Samedi 06 janvier 2024 à 07h

Cette semaine, Nicole soumet à l’expertise de Philippe Rouillac une pièce en or napoléonienne de 40 lires datant de 1812. L’occasion pour notre commissaire-priseur de nous parler de numismatique.



« J’aime la galette avec une pièce dedans ». L’Épiphanie, qui célèbre la venue des Rois mages des quatre coins d’Orient, est restée pour nous un temps de partage et de gourmandise. Héritée des saturnales romaines, fêtes célébrées pendant l’Antiquité lors du solstice d’hiver, elle nous offre l’occasion de partager une délicieuse galette, ronde, dorée et beurrée, avec l’espoir de tomber sur une jolie fève ou parfois une belle pièce d’or. Mettons que nous tombions sur la pièce de Nicole, que nous dirait-elle ? Napoléon Bonaparte est alors Empereur des Français depuis 1804 et roi d’Italie depuis 1805. Il s’est couronné lui-même à Milan, en compagnie de Joséphine, en prononçant ses mots : « Dieu me l’a donnée, gare à qui la touche ». Il met ainsi fin à la République en unifiant des principautés divisées : Lombardie, Vénétie et Dalmatie.
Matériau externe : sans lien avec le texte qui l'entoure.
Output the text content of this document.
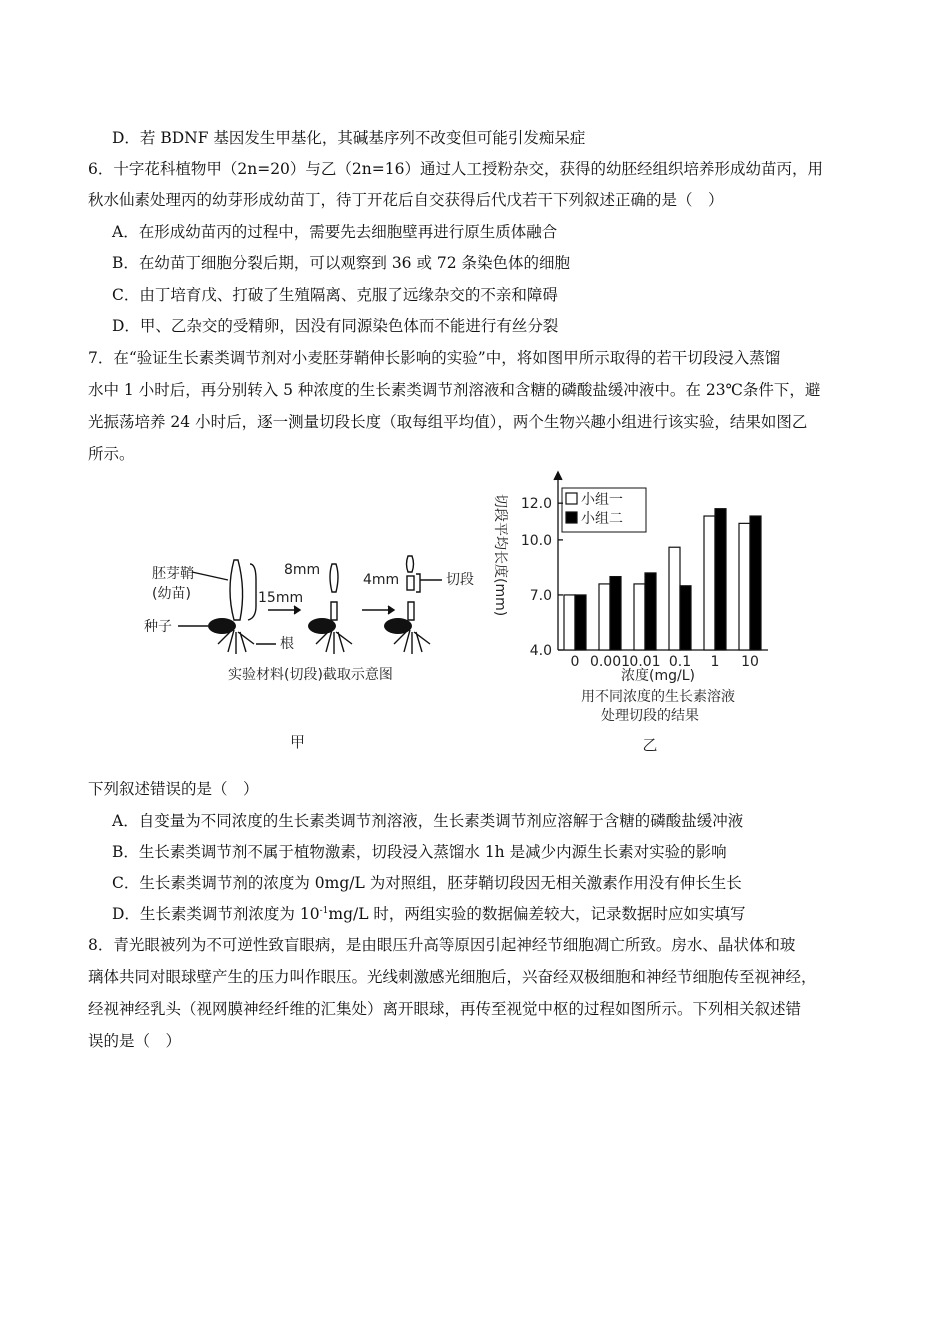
D．若 BDNF 基因发生甲基化，其碱基序列不改变但可能引发痴呆症
6．十字花科植物甲（2n=20）与乙（2n=16）通过人工授粉杂交，获得的幼胚经组织培养形成幼苗丙，用
秋水仙素处理丙的幼芽形成幼苗丁，待丁开花后自交获得后代戊若干下列叙述正确的是（　）
A．在形成幼苗丙的过程中，需要先去细胞壁再进行原生质体融合
B．在幼苗丁细胞分裂后期，可以观察到 36 或 72 条染色体的细胞
C．由丁培育戊、打破了生殖隔离、克服了远缘杂交的不亲和障碍
D．甲、乙杂交的受精卵，因没有同源染色体而不能进行有丝分裂
7．在“验证生长素类调节剂对小麦胚芽鞘伸长影响的实验”中，将如图甲所示取得的若干切段浸入蒸馏
水中 1 小时后，再分别转入 5 种浓度的生长素类调节剂溶液和含糖的磷酸盐缓冲液中。在 23℃条件下，避
光振荡培养 24 小时后，逐一测量切段长度（取每组平均值），两个生物兴趣小组进行该实验，结果如图乙
所示。
胚芽鞘
(幼苗)
种子
根
15mm
8mm
4mm	切段
实验材料(切段)截取示意图
甲
切段平均长度(mm)
浓度(mg/L)
用不同浓度的生长素溶液
处理切段的结果
乙
4.0
7.0
10.0
12.0
0 0.001 0.01 0.1 1 10
小组一
小组二
下列叙述错误的是（　）
A．自变量为不同浓度的生长素类调节剂溶液，生长素类调节剂应溶解于含糖的磷酸盐缓冲液
B．生长素类调节剂不属于植物激素，切段浸入蒸馏水 1h 是减少内源生长素对实验的影响
C．生长素类调节剂的浓度为 0mg/L 为对照组，胚芽鞘切段因无相关激素作用没有伸长生长
D．生长素类调节剂浓度为 $10^{-1}mg/L$ 时，两组实验的数据偏差较大，记录数据时应如实填写
8．青光眼被列为不可逆性致盲眼病，是由眼压升高等原因引起神经节细胞凋亡所致。房水、晶状体和玻
璃体共同对眼球壁产生的压力叫作眼压。光线刺激感光细胞后，兴奋经双极细胞和神经节细胞传至视神经，
经视神经乳头（视网膜神经纤维的汇集处）离开眼球，再传至视觉中枢的过程如图所示。下列相关叙述错
误的是（　）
En 1808 les états Pontificaux sont intégrés au Royaume d’Italie, composé de 24 départements. De retour en France, Napoléon nomme le fils de Joséphine, Eugène de Beauharnais, vice-roi d’Italie.

Cette pièce de 40 lires, en or jaune 900 millièmes, de 26 millimètres de diamètre et d’un poids de 12,88 grammes, est indexée au franc. En circulation depuis 1803 sous le contrôle de la Banque de France nouvellement créée, le Franc et ses monnaies satellites permettaient de faciliter les échanges dans l’Empire. Faisant partie des « napoléonides », c’est à dire des monnaies à l’effigie de Napoléon, l’avers de la pièce représente le profil gauche du roi, la tête nue, encadrée par l’inscription « Napoleone Imperatore e re / Napoléon empereur et roi ». En-dessous, la date « 1812 » indique son millésime de frappe. Cette date marque un tournant pour l’Empire avec le début, en juin, de la campagne de Russie et la mobilisation de plusieurs contingents italiens. Le « M », en dessous de la date, indique que cette monnaie a été frappée dans l’atelier de Milan, ce que confirme le symbole de la grenade en bas à gauche de la date. A droite de la date, on retrouve le différent, c’est-à-dire la marque du graveur général, Luigi Manfredini (1771-1840), symbolisée par une coupe sur piédouche renversée. Au revers, on lit, en principe, un écu écartelé en cinq quartiers avec les armes des États du Pape, de Milan, de Venise, de Ligurie et de Savoie Sardaigne, entouré du collier de la légion d’honneur et de l’inscription « Royaume d’Italie ». Il est soutenu par une aigle sur laquelle repose la couronne de fer, couronne-reliquaire réputée forgée avec l’un des clous de la Passion, qui constitue l’un des principaux emblèmes de la royauté italienne. Cette couronne est un symbole important, repris par l’Ordre de la couronne de fer pour honorer les serviteurs du royaume, puis par les empereurs d’Autriche en 1814. Cette monnaie reste en circulation treize années en Italie, même pendant la domination autrichienne après la chute de l’Empire, et jusqu’en 1827.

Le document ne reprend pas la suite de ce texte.